Methods. Women presenting for routine appointments at the VA Connecticut Women's Health Center were recruited for study. Participants (N = 213) provided detailed information about their demographic, psychosocial, clinical, pain, and sexual trauma status. Bivariate and multivariate analyses were conducted to determine whether a report of sexual trauma was independently associated with the presence of pain, and levels of pain intensity and pain-related interference.
Results. A substantial majority (78%) reported an ongoing pain problem, whereas the prevalence of any reported sexual trauma was 36%. In bivariate analysis, persistent pain was associated with a greater number of chronic conditions (P < 0.01), depression symptom severity (P < 0.05), a history of military sexual harassment (P < 0.05), and military forced sex (P < 0.05). In a multivariate logistic regression analysis, persistent pain was independently associated with having at least two (OR 3.32, 95% CI 1.11, 9.90), or three or more chronic conditions (OR 7.56, 95% CI 2.34, 24.4) and depressive symptom severity score (OR 1.10, 95% CI 1.02, 1.19), but was not associated with sexual trauma (OR 1.70, 95% CI 0.66, 4.42).

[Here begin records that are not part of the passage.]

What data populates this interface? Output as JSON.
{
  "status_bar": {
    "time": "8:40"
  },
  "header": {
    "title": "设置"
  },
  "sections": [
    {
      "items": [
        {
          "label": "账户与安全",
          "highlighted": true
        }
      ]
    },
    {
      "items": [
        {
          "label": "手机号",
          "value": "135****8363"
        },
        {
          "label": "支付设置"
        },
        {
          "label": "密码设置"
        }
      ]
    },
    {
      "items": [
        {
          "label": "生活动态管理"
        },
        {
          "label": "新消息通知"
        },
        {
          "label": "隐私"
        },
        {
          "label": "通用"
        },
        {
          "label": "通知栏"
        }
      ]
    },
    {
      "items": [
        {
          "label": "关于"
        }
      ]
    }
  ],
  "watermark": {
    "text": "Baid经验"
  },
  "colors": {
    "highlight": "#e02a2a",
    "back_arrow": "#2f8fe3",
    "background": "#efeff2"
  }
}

In multivariate linear regression analyses that included only those who reported pain at the time of the assessment, white race (P < 0.05) and sexual trauma histories (P < 0.05) were significantly associated with level of pain intensity, whereas being married (P < 0.01) was negatively associated with pain intensity. Depressive symptom score (P < 0.001) and sexual trauma (P < 0.05) were also significantly associated with level of pain interference.
Conclusions. Reported sexual trauma is prevalent and while not independently associated with the presence of pain among women veterans in our study, for those who have pain, it is associated with greater pain intensity and pain-related interference.